Peki onları desteklemek için ne yapabiliriz? “Tıpkı uçakta olduğu gibi, önce oksijen maskesini takarız, sonra çocuklarımıza, bu nedenle hoş olmayan bir haber durumunda önce sakinleşiriz, sonra çocuklarımızın bilgiyi ‘özümsemesine’ yardımcı olabiliriz.” Talihsiz bir olay hakkında ne hissettiğimizi ve çocuklarımıza hangi mesajı iletmek istediğimizi kendimiz bilmemiz önemli” diyor Bayan Chrysanthopoulou.

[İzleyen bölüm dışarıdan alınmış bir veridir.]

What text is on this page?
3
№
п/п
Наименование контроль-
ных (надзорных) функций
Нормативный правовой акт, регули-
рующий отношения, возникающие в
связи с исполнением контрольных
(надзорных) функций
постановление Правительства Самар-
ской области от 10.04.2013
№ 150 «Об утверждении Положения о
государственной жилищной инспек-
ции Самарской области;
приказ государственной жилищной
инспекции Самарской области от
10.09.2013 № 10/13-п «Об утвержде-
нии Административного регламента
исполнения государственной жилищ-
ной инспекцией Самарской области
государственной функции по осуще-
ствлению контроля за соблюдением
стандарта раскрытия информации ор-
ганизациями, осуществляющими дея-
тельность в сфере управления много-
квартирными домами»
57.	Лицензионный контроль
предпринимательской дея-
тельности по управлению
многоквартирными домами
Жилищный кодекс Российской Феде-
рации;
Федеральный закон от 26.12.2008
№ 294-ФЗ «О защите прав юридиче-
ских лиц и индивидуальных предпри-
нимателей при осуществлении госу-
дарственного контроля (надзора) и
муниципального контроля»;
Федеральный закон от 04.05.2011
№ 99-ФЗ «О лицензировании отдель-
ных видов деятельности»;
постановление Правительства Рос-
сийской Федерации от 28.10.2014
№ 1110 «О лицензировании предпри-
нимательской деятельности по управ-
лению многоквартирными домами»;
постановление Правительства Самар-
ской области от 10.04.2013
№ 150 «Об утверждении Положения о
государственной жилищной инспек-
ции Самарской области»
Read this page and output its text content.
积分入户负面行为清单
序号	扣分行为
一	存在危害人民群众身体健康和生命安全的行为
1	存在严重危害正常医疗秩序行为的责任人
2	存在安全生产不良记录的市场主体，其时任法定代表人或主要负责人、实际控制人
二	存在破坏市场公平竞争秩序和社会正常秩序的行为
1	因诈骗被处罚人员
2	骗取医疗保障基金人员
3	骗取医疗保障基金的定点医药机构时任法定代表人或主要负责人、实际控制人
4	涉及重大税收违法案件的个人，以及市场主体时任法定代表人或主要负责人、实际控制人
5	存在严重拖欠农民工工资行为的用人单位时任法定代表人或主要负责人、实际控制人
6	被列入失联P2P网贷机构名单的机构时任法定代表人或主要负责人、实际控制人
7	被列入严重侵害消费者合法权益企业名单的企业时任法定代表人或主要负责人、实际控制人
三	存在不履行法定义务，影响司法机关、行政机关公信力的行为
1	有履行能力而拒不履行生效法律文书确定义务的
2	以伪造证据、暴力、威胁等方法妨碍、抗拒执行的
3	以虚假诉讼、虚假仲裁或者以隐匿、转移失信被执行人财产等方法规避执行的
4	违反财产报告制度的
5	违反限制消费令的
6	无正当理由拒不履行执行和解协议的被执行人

“Düşüncelerini, duygularını ve tepkilerini kabul ediyoruz, böylece sorunlarının önemli olduğunu anlıyorlar.”

Özellikle küçük çocuklar için haber programlarını izlerken zamanınızı sınırlamanızı ve birlikte izlemenizi öneriyor. Açık sorular soruyoruz: “Ne duydun?”, “Bunu nereden duydun?”, “Bu konuda ne düşünüyorsun?”. Sorularının önemli olduğunu anlamaları için düşüncelerini, duygularını ve tepkilerini kabul ediyoruz. Yanlarında olduğumuzu vurgulayarak basit bir ifadeyle onlara güvenlik güvencesi veriyoruz. Onları oyun ve sanat yoluyla tarihi işlemeye teşvik ediyoruz. Sürekli korku, ağlama, ayrılık kaygısı, okula gitmeyi reddetme vb. gibi şiddetli kaygı belirtileri ararız. Evde günlük bir rutin sürdürüyoruz ve birlikte daha fazla zaman geçiriyoruz. Konuşmanın her zaman olumlu sonuçlanmasını ve çocuğun güven kazanmasını sağlıyoruz.

Ön izleme

Gençler için: Onlarla konuşuruz. Garip veya zor sorulara hazırlıklıyız; eğer bir şey bilmiyorsak, yetişebilmek için çalışmaya zamana ihtiyacımız olduğunu söyleriz. Her türlü yanlış bilginin, yanlış anlaşılmanın veya gizli korkuların farkına varmak için onların bize aktardıklarını dikkatle dinliyoruz. Tarafsız bir dil kullanıyoruz. Bir olayın gerçekleştiği sosyal, teknik ve politik bağlamı, etiketlerden kaçınarak açıklıyoruz. Bilgi kaynaklarının güvenilirliğini ayırt etmeye yardımcı oluyoruz. Onlara her bilgi hakkında kendilerine sormayı öğretiyoruz: “Bunu kim yazdı?”, “Bunu neden yazdılar?”, “Fikirleri nedir?”, “Bu bilgilerde hangi bilgiler öne çıkıyor ve hangi unsur yer almıyor?”. Sorun bölücü ise, güçlü tanımlamalardan ve suçlamalardan kaçının (bölünme ve nefretin çocuğumuzda bir duygu olarak kök salmasını veya bunun okula sızmasını istemiyoruz). Şu anda birçok insanın durumu iyileştirmek için çalıştığını açıklamak önemlidir. Gece yatarken cep telefonlarını yanlarına almamalarını rica ediyoruz. Kendi duygularımızı paylaşıyoruz. Sakin ve sakin kalıyoruz çünkü örnek oluyoruz, her konuşmanın sonunda onlara güven veriyoruz ve gerçekçi olmayan sözler vermiyoruz. Bazen tüm cevaplara sahip olmuyoruz “Neden” ve şunu söylemeye cesaret etmek önemlidir: “Bunun neden olduğunu bilmiyorum”. Her zaman kucaklaşmaya, umut vermeye hazırız.